The election of Mr Mark Latham as ALP Leader marks a turning point for Labor, says Associate Professor Carol Johnson of the University of Adelaide's Politics Discipline.
But, says Associate Professor Johnson, who has followed Mr Latham's political movements for some time now, the Labor Party is also taking a huge gamble.
"There are huge risks. Mr Latham will have to moderate his earlier views if he wants to retain the support of many prominent women and left MPs who reportedly voted for him, and in order to work with the trade union movement," Associate Professor Johnson says.
"Voters may see him as macho and aggressive rather than a loveable larrikin. His extreme economic rationalist policies could alienate aspirationals as well as other voters. His rejection of many traditional Labor values could lead to electorally damaging divisions within the ALP.
"Whatever the outcome, Mr Latham's election marks a major turning- point in Labor strategy, rather than more of the same," she says.
She adds that Labor MPs are also hoping that Mr Latham's populist appeal to the "outsiders" and suburban "aspirationals" will counter- act the dangers involved in his rejection of many traditional Labor views.

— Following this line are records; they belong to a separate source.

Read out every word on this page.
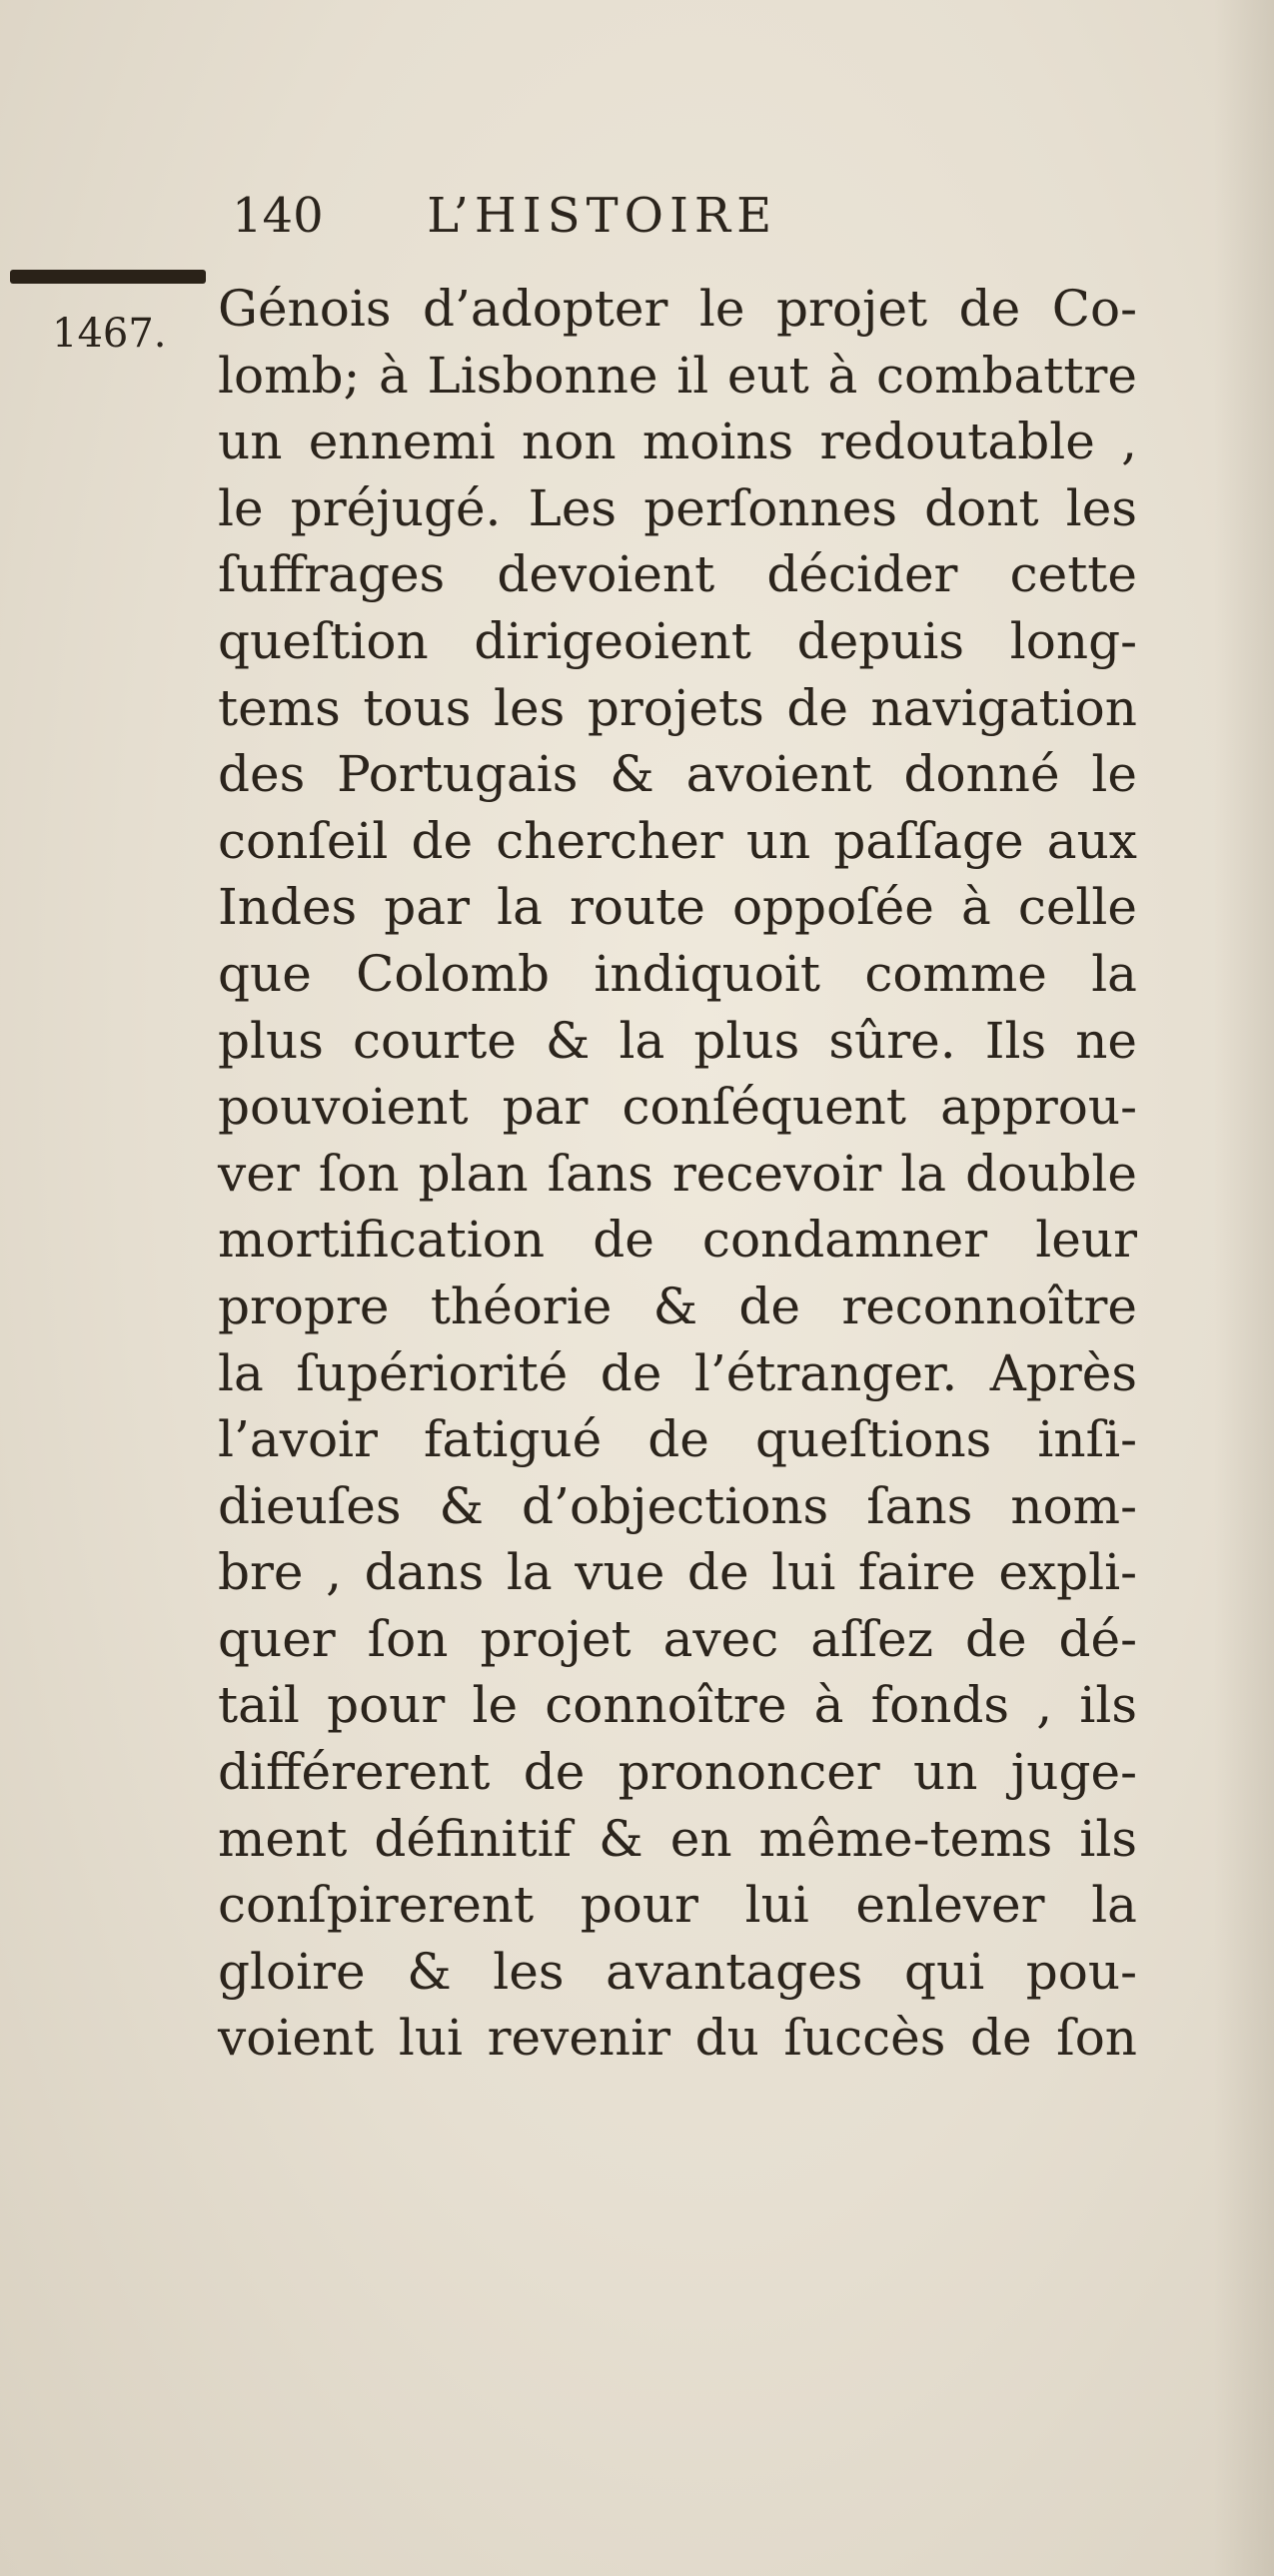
140 L’HISTOIRE
1467. Génois d’adopter le projet de Co-
lomb; à Lisbonne il eut à combattre
un ennemi non moins redoutable ,
le préjugé. Les perſonnes dont les
ſuffrages devoient décider cette
queſtion dirigeoient depuis long-
tems tous les projets de navigation
des Portugais & avoient donné le
conſeil de chercher un paſſage aux
Indes par la route oppoſée à celle
que Colomb indiquoit comme la
plus courte & la plus sûre. Ils ne
pouvoient par conſéquent approu-
ver ſon plan ſans recevoir la double
mortification de condamner leur
propre théorie & de reconnoître
la ſupériorité de l’étranger. Après
l’avoir fatigué de queſtions inſi-
dieuſes & d’objections ſans nom-
bre , dans la vue de lui faire expli-
quer ſon projet avec aſſez de dé-
tail pour le connoître à fonds , ils
différerent de prononcer un juge-
ment définitif & en même-tems ils
conſpirerent pour lui enlever la
gloire & les avantages qui pou-
voient lui revenir du ſuccès de ſon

Associate Professor Johnson has detailed Mr Latham's move away from previous Labor traditions on economic policy, class, race and gender equity in a recent paper: "From the Suburbs: Mark Latham and the ideology of the ALP", presented to the October Australasian Political Studies Association Conference and available at:
Associate Professor Johnson says Mr Latham's supporters are also gambling that his larrikin style and opposition to the Americanisation of Australian society can counter-act Mr Howard's appeals to a more conservative national identity.